Wednesday, November 27, 2013
*The Kansas City Star's lengthy examination of the Jazz District's struggles and an in-depth look at the state of the American Jazz Museum were written by Mike Hendricks.
*KC Jazz Lark continues his invaluable "What the Jazz Museum Was Going To Be" series.
*A blogger notes that Chuck Haddix has unearthed two previously undiscovered recordings featuring Charlie Parker. (Tip via Tony's Kansas City.)
*Kin (←→), a new album by the Pat Metheny Unity Group ( Metheny, Chris Potter, Antonio Sanchez, Ben Williams and multi-instrumentalist Giulio Carmassi), will be released by Nonesuch on February 4, 2014.
*The Pitch takes note of the physical release of Bobby Watson's Check Cashing Day.
*The Kansas City Star published a review of the Kenny Barron Trio's concert at the Folly Theater.
*The push behind the construction of a "Jazz Walk of Fame" seems to be gaining momentum.
*The Kansas City Star reports that the new executive director of the Lied Center is the former vice president of concerts and programming at Jazz at the Lincoln Center.
*An amusing moment at the 3:00 mark of a video produced by Pharrell William's "Other" channel- "I've been listening to- what's that show?- "Bird Flight" on the radio early in the morning. It's that radio show all about Charlie Byrd."
*Tweet o' the Week: Heinlein Music- 98.1 going to town on 18th & Vine right now. So far my favorite quote has been, "I've never been there but maybe 20 people have been there."
*Comment o' the Week: Anonymous: I think it's a shame you feel the need separate the local from the touring. Hold everyone to the same standard and stop stacking the deck for local players. Of course if your standard is simply listing as many musicians as you can, by all means keep doing that. Seriously, you mentioned seeing a dinner gig at the Majestic as one of your top shows? Gotta shoe-horn in Mark Lowry I suppose. The fact that you don't include dates is the big give away that you're just listing people. PLBB at the RecordBar? They play every month and their shows vary in quality depending on whose there and what the material was. Truly a facile and completely meaningless list.
*You can talk as much as you like as you're eating a $45 steak.

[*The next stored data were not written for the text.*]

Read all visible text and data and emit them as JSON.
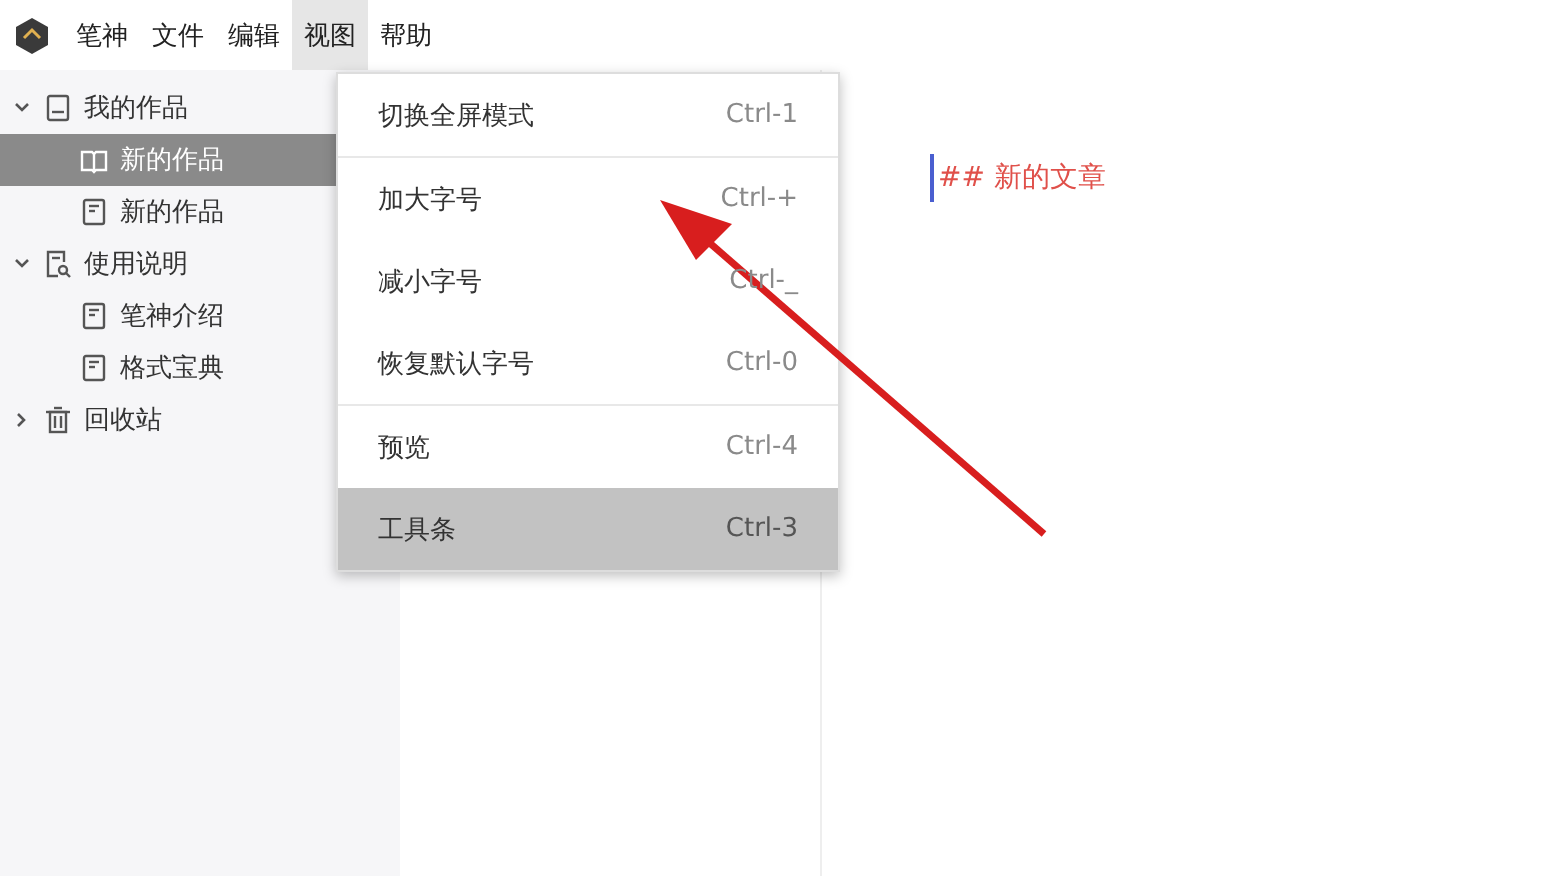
{
  "menubar": [
    {
      "label": "笔神",
      "selected": false
    },
    {
      "label": "文件",
      "selected": false
    },
    {
      "label": "编辑",
      "selected": false
    },
    {
      "label": "视图",
      "selected": true
    },
    {
      "label": "帮助",
      "selected": false
    }
  ],
  "sidebar": {
    "items": [
      {
        "label": "我的作品",
        "kind": "notebook",
        "expanded": true,
        "selected": false,
        "children": [
          {
            "label": "新的作品",
            "kind": "book",
            "selected": true
          },
          {
            "label": "新的作品",
            "kind": "page",
            "selected": false
          }
        ]
      },
      {
        "label": "使用说明",
        "kind": "guide",
        "expanded": true,
        "selected": false,
        "children": [
          {
            "label": "笔神介绍",
            "kind": "page",
            "selected": false
          },
          {
            "label": "格式宝典",
            "kind": "page",
            "selected": false
          }
        ]
      },
      {
        "label": "回收站",
        "kind": "trash",
        "expanded": false,
        "selected": false
      }
    ]
  },
  "menu": {
    "items": [
      {
        "label": "切换全屏模式",
        "shortcut": "Ctrl-1",
        "selected": false,
        "separator_after": true
      },
      {
        "label": "加大字号",
        "shortcut": "Ctrl-+",
        "selected": false,
        "separator_after": false
      },
      {
        "label": "减小字号",
        "shortcut": "Ctrl-_",
        "selected": false,
        "separator_after": false
      },
      {
        "label": "恢复默认字号",
        "shortcut": "Ctrl-0",
        "selected": false,
        "separator_after": true
      },
      {
        "label": "预览",
        "shortcut": "Ctrl-4",
        "selected": false,
        "separator_after": false
      },
      {
        "label": "工具条",
        "shortcut": "Ctrl-3",
        "selected": true,
        "separator_after": false
      }
    ]
  },
  "editor": {
    "text": "## 新的文章"
  }
}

*From a press release: The University of Kansas School of Music proudly presents the 12th Annual Jazz Vespers concert at 7:30 p.m. on Thursday, December 12, 2013 at the Lied Center of Kansas. The concert will feature KU Jazz Ensemble I and Jazz Ensemble II, directed by Dan Gailey, KU director of Jazz Studies; KU Jazz Singers, directed by David von Kampen, D.M.A. student in composition; and KU Combo I, directed by Matt Otto, KU lecturer in Jazz Studies. Also featured will be KU professor of Film and Media Studies Chuck Berg, tenor saxophone; KU professor of saxophone, Vince Gnojek, saxophone; and KU School of Music dean Robert Walzel, clarinet. The program features jazz arrangements of holiday favorites by some of the most celebrated writers in jazz including Duke Ellington, Gil Evans and Ernie Wilkins. The program includes The First Noel; It Came Upon a Midnight Clear; The Little Drummer Boy; It’s the Most Wonderful Time of the Year; Winter Wonderland; Sugar Rum Cherry; Jingle Bells; and more. Tickets are $8 for adults and $6 for children, seniors and students. Tickets can be purchased at the Lied Center Ticket Office, by phone at 785-864-2787 or online at www.lied.ku.edu.
*From Take Five Coffee: Friday, November 29, 8 pm: Project H- Friday we host the huge ensemble sound of a septet that features all original compositions and ridiculous talent. Trombonist and composer Ryan Heinlein leads the way, pushing the swings on a jazz playground with his miscreant playmates - Clint Ashlock (trumpet), Dominique Sanders (bass), Andrew Ouellette (keys), Matt Leifer (drums), Jeff Stocks (guitar) and Brett Jackson (sax). It's like the Little Rascals with horns, sort of. $5 cover. Saturday, November 30, 8 pm: Sons of Brasil- Slip a little samba seasoning into your holiday feast! The Sons know how to heat up a cold night - Stan Kessler (trumpet), Danny Embrey (guitar), Greg Whitfield (bass) and Doug Auwarter (drums) are the absolute best around at what they do, and what they do is deliver spell-binding grooves in the Brazilian style $5 cover.